While this board is emulated and you can’t “flash” it, you can use this configuration to run basic Zephyr applications and kernel tests in the QEMU emulated environment. For example, with the Basic Synchronization sample:

# From the root of the zephyr repository
west build -b qemu_x86 samples/synchronization
west build -t run

This will build an image with the synchronization sample app, boot it using QEMU, and display the following console output:

***** BOOTING ZEPHYR OS v1.8.99 - BUILD: Jun 27 2017 13:09:26 *****
threadA: Hello World from x86!
threadB: Hello World from x86!
threadA: Hello World from x86!
threadB: Hello World from x86!
threadA: Hello World from x86!
threadB: Hello World from x86!
threadA: Hello World from x86!
threadB: Hello World from x86!
threadA: Hello World from x86!
threadB: Hello World from x86!

Exit QEMU by pressing CTRL+A x.

For qemu_x86_64 platform, it also supports to use UEFI bootable method to run Zephyr applications and kernel tests, but you need to set up some environment configurations as follows:

Please install uefi-run in your system environment according to this reference link https://github.com/Richard-W/uefi-run. Note that uefi-run from snapstore may not work because of strict snap confinements. The preferred method is installing with cargo.
Please install OVMF in your system environment according to this reference link https://github.com/tianocore/tianocore.github.io/wiki/OVMF. The easiest way is to install a special ovmf package found in many distros.

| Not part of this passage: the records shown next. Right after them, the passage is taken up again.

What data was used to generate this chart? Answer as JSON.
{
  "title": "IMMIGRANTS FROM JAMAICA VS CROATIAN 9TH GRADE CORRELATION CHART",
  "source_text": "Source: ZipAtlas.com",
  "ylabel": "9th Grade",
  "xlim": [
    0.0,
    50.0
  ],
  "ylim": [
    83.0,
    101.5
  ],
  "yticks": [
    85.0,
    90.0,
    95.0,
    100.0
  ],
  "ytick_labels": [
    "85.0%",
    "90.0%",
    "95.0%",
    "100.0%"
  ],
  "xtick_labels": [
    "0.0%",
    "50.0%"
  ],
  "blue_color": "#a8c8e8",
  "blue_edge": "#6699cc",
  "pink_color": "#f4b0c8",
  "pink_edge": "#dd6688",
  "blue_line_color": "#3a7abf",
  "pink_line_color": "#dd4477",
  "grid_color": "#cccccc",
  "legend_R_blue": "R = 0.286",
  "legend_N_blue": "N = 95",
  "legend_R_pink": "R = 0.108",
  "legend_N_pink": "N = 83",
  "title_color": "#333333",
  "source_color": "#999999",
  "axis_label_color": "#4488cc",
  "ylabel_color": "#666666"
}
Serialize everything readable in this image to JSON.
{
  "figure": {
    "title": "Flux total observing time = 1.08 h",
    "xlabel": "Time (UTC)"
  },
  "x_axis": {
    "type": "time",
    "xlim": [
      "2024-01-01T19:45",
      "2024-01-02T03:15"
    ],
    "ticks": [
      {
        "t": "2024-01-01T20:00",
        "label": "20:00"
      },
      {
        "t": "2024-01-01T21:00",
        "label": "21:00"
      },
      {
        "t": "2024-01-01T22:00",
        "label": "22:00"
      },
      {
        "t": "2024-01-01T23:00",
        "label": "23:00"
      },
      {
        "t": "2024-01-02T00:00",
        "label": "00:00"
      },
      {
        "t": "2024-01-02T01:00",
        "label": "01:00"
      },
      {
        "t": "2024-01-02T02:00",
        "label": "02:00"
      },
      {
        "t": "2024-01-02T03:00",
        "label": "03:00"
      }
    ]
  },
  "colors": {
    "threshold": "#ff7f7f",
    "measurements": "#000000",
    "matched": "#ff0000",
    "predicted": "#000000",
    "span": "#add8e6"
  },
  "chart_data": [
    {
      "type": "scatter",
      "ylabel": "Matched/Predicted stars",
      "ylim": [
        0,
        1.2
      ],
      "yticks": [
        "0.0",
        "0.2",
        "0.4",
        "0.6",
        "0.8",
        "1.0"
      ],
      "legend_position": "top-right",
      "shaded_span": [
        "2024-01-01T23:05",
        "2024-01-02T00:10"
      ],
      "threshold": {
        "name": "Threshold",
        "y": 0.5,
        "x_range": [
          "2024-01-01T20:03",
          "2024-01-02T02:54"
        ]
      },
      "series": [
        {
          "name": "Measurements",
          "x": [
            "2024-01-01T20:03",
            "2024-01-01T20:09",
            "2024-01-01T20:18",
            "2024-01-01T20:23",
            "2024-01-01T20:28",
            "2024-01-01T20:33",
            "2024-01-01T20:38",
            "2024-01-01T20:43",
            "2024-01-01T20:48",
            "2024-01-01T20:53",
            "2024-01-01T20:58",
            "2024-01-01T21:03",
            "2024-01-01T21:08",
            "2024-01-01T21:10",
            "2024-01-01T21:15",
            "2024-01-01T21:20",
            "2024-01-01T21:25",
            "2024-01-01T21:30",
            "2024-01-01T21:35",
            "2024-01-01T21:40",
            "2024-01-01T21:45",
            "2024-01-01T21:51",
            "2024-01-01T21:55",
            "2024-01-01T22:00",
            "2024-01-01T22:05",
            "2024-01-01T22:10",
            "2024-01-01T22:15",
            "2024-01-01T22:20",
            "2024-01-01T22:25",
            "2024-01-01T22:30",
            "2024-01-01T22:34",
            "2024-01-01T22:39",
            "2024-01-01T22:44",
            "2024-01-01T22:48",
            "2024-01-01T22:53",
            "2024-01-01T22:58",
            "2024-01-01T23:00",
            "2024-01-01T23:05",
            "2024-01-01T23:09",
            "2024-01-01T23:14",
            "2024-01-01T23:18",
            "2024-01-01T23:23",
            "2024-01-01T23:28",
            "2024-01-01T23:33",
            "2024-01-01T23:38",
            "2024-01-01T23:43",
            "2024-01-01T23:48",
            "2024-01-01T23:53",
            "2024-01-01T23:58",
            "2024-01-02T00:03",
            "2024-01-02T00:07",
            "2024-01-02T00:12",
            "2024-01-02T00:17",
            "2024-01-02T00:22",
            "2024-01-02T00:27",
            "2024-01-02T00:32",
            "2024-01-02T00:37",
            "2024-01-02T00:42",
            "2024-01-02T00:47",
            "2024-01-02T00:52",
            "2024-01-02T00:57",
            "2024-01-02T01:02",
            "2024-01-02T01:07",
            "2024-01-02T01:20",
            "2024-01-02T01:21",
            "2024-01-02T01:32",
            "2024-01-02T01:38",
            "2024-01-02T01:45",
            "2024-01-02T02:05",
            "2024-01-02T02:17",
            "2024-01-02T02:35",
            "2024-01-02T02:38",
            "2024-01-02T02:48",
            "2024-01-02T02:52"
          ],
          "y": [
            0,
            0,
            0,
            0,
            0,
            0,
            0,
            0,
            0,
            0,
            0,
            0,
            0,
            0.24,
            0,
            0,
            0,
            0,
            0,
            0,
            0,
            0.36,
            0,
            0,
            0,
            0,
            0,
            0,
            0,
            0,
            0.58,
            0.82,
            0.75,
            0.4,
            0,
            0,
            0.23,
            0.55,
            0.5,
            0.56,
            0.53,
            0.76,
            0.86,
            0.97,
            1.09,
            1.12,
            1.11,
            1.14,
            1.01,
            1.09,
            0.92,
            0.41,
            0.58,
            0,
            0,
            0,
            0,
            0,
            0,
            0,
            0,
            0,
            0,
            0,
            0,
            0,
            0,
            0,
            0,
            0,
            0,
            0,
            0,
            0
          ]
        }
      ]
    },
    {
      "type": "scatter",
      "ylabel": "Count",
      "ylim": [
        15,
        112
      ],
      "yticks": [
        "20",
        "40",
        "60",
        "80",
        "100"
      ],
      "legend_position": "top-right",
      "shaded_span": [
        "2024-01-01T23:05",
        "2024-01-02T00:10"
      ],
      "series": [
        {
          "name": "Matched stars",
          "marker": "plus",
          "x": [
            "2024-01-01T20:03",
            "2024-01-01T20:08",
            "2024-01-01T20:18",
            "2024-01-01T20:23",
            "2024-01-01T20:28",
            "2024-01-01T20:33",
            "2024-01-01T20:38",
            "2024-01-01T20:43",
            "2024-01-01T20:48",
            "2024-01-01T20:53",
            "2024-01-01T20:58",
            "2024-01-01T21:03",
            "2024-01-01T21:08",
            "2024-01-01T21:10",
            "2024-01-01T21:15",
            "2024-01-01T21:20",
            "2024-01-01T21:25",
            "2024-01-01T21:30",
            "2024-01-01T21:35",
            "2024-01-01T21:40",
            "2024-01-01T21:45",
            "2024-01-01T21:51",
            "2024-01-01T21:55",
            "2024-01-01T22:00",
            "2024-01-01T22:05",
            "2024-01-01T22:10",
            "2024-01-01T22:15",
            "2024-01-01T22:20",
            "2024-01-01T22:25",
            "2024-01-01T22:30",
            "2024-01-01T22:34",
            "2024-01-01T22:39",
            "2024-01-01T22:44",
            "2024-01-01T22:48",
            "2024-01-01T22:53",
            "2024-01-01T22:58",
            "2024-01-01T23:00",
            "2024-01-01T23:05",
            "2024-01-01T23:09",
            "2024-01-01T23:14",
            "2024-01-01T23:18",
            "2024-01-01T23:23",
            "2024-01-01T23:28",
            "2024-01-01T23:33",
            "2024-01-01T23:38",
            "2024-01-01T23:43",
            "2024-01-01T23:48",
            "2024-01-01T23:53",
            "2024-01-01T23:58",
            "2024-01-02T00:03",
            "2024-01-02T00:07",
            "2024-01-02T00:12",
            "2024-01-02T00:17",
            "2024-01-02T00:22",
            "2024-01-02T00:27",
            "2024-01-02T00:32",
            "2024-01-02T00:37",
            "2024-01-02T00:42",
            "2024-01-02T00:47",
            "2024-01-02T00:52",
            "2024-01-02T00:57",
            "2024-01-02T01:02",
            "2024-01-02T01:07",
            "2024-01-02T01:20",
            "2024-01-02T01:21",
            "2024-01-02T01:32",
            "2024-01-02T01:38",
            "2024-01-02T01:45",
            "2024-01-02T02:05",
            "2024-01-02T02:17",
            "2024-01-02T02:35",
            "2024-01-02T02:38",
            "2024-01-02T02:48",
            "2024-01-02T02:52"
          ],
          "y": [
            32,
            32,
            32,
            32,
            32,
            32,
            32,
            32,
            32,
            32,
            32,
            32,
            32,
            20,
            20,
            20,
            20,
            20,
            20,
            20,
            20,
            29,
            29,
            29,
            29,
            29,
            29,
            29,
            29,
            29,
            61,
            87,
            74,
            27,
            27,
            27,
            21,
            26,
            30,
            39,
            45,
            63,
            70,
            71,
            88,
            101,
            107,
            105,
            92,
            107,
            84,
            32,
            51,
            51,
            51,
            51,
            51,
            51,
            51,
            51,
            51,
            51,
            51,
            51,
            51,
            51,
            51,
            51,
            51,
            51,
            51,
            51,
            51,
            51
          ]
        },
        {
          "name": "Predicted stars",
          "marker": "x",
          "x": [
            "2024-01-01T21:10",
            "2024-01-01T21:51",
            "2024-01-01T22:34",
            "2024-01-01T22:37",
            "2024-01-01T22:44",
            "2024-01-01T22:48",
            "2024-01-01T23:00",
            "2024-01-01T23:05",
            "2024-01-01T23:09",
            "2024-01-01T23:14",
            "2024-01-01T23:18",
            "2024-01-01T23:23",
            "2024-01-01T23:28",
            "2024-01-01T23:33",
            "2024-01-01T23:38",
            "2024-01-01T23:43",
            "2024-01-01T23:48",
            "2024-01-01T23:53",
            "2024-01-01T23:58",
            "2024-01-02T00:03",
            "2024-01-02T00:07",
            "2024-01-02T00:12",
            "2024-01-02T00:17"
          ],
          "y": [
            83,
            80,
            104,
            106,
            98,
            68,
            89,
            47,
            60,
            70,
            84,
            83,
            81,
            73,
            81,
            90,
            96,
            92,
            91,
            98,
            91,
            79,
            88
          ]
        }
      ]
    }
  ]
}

For example, use the following command in Ubuntu:
```
sudo apt install ovmf
```
Set system environment variable OVMF_FD_PATH, for example:
```
export OVMF_FD_PATH=/usr/share/OVMF/OVMF_CODE.fd
```

Now you can build application, for example UEFI boot test sample found under tests/boot/uefi:

# From the root of the zephyr repository
west build -b qemu_x86_64 tests/boot/uefi
west build -t run

This will build an image with the uefi boot test app, boot it on qemu_x86_64 using UEFI, and display the following console output:

UEFI Interactive Shell v2.2
EDK II
UEFI v2.70 (EDK II, 0x00010000)
Mapping table
      FS0: Alias(s):F0a:;BLK0:
          PciRoot(0x0)/Pci(0x1,0x1)/Ata(0x0)
     BLK1: Alias(s):
          PciRoot(0x0)/Pci(0x1,0x1)/Ata(0x0)
Press ESC in 1 seconds to skip startup.nsh or any other key to continue.
Starting UEFI application...
*** Zephyr EFI Loader ***
Zeroing 524544 bytes of memory at 0x105000
Copying 32768 data bytes to 0x1000 from image offset
Copying 20480 data bytes to 0x100000 from image offset 32768
Copying 540416 data bytes to 0x185100 from image offset 53248
Jumping to Entry Point: 0x112b (48 31 c0 48 31 d2 48)
*** Booting Zephyr OS build zephyr-v2.6.0-1472-g61810ec36d28  ***
Hello World! qemu_x86_64

Exit QEMU by pressing CTRL+A x.

Debugging

Refer to the detailed overview about Application Debugging.

Networking

The board supports SLIP networking over an emulated serial port (CONFIG_NET_SLIP_TAP=y). The detailed setup is described in Networking with QEMU.

It is also possible to use the QEMU built-in Ethernet adapter to connect to the host system. This is faster than using SLIP and is also the preferred way. See Networking with QEMU Ethernet for details.